Fig. 2: Trehalose-containing buffer suppresses biotin diffusion while maintaining relatively high activity of proximity-labeling enzymes.

A The PNC compartment (arrowheads) was co-stained in HeLa cells by RNA-FISH (cyan) with a non-repetitious PNCTR-specific probe set and HyPro-FISH (magenta) with a probe targeting PNCTR’s UC-rich repeats. Proximity biotinylation was performed in the low-viscosity buffer (LVB, rows 1 and 2) or a high-viscosity buffer containing either 50% sucrose (rows 3 and 4) or 50% trehalose (rows 5 and 6). Large arrowheads, perinucleolar compartments (PNCs) magnified 3 × in the close-ups.
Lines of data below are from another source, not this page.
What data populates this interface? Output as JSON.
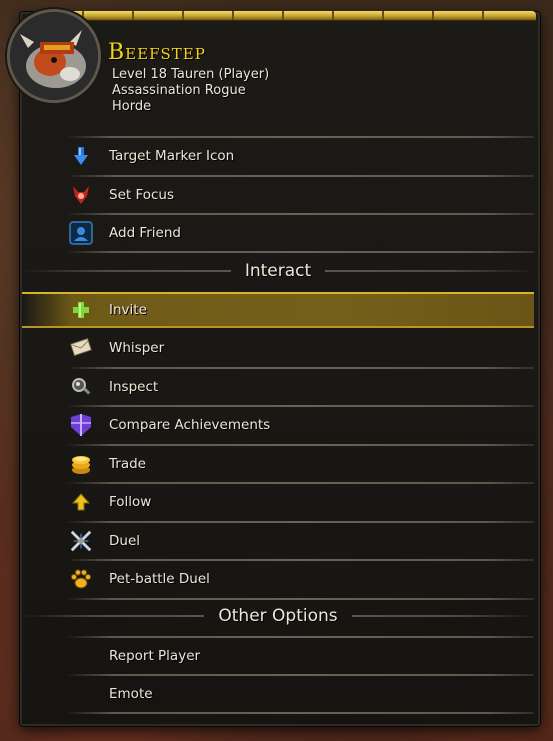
{
  "player": {
    "name": "Beefstep",
    "level_line": "Level 18 Tauren (Player)",
    "spec_line": "Assassination Rogue",
    "faction_line": "Horde"
  },
  "top_items": [
    {
      "label": "Target Marker Icon",
      "icon": "target-marker-icon"
    },
    {
      "label": "Set Focus",
      "icon": "focus-icon"
    },
    {
      "label": "Add Friend",
      "icon": "add-friend-icon"
    }
  ],
  "interact": {
    "title": "Interact",
    "items": [
      {
        "label": "Invite",
        "icon": "plus-icon",
        "highlighted": true
      },
      {
        "label": "Whisper",
        "icon": "scroll-icon"
      },
      {
        "label": "Inspect",
        "icon": "magnifier-icon"
      },
      {
        "label": "Compare Achievements",
        "icon": "shield-icon"
      },
      {
        "label": "Trade",
        "icon": "coins-icon"
      },
      {
        "label": "Follow",
        "icon": "arrow-up-icon"
      },
      {
        "label": "Duel",
        "icon": "crossed-swords-icon"
      },
      {
        "label": "Pet-battle Duel",
        "icon": "paw-icon"
      }
    ]
  },
  "other": {
    "title": "Other Options",
    "items": [
      {
        "label": "Report Player"
      },
      {
        "label": "Emote"
      }
    ]
  },
  "colors": {
    "name_gold": "#f6d21c",
    "highlight": "#d8b429",
    "text": "#ece6d8"
  }
}
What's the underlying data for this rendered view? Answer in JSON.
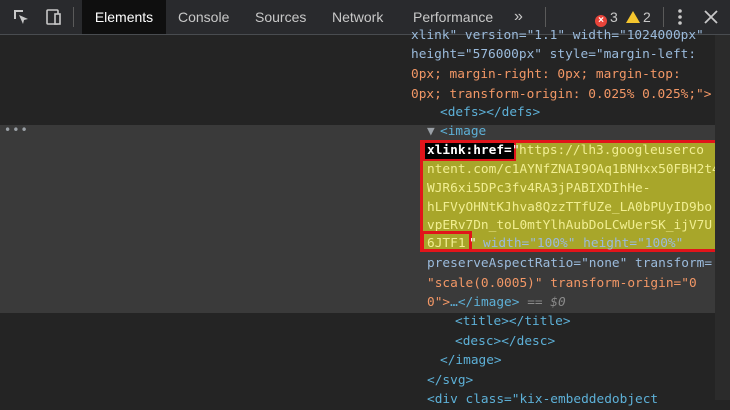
{
  "toolbar": {
    "tabs": [
      "Elements",
      "Console",
      "Sources",
      "Network",
      "Performance"
    ],
    "active_tab": "Elements",
    "more_label": "»",
    "error_count": "3",
    "warning_count": "2"
  },
  "code": {
    "line_top": "xlink\" version=\"1.1\" width=\"1024000px\"",
    "line_height_attr": "height=\"576000px\" style=\"margin-left:",
    "line_margin": "0px; margin-right: 0px; margin-top:",
    "line_transform": "0px; transform-origin: 0.025% 0.025%;\">",
    "defs": "<defs></defs>",
    "image_open": "<image",
    "xlink_attr": "xlink:href=",
    "quote_open": "\"",
    "url_lines": [
      "https://lh3.googleuserco",
      "ntent.com/c1AYNfZNAI9OAq1BNHxx50FBH2t4",
      "WJR6xi5DPc3fv4RA3jPABIXDIhHe-",
      "hLFVyOHNtKJhva8QzzTTfUZe_LA0bPUyID9bo",
      "vpERv7Dn_toL0mtYlhAubDoLCwUerSK_ijV7U",
      "6JTF1"
    ],
    "quote_close": "\"",
    "after_url": "width=\"100%\" height=\"100%\"",
    "preserve": "preserveAspectRatio=\"none\" transform=",
    "scale": "\"scale(0.0005)\" transform-origin=\"0",
    "close_image_prefix": "0\">",
    "close_image_tag": "…</image>",
    "selected_marker": "== $0",
    "title": "<title></title>",
    "desc": "<desc></desc>",
    "image_close": "</image>",
    "svg_close": "</svg>",
    "bottom_partial": "<div class=\"kix-embeddedobject"
  },
  "colors": {
    "tag": "#5db0d7",
    "attr": "#9bbbdc",
    "value": "#f29766",
    "highlight": "#a8a62a",
    "box": "#e1141a"
  }
}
Main images, maximum-intensity Z-stacks; close-ups, individual optical sections. Scale bars, 5 μm. All samples were imaged using identical microscopy settings. Both HyPro (odd rows) and HyPro2 (even rows) perform well in this assay, with HyPro2 signals tending to be brighter. Sucrose and trehalose suppress biotin signal diffusion (arrows in the LVB close-ups), with sucrose inhibiting enzymatic activity more than trehalose. The experiment was repeated 3 times, with similar results. B Maximum-normalized intensity profiles of RNA-FISH and HyPro-FISH signals for individual optical sections along the direction indicated by large arrowheads in (A). HyPro-FISH signal spreads beyond RNA-FISH in LVB but not in sucrose- or trehalose-containing buffers. C Signal decay rates of HyPro-FISH intensity profiles plotted as in (B) and fitted to an exponential decay model⁴⁰. Larger decay rates in sucrose and trehalose indicate reduced signal diffusion. D Proximity-labeling efficiencies normalized to the HyPro-LVB median and compared across the six conditions shown in (A, B). Data in (C, D) are quantified from 3 labeling experiments, presented as box plots, and compared by a two-sided Wilcoxon rank-sum test.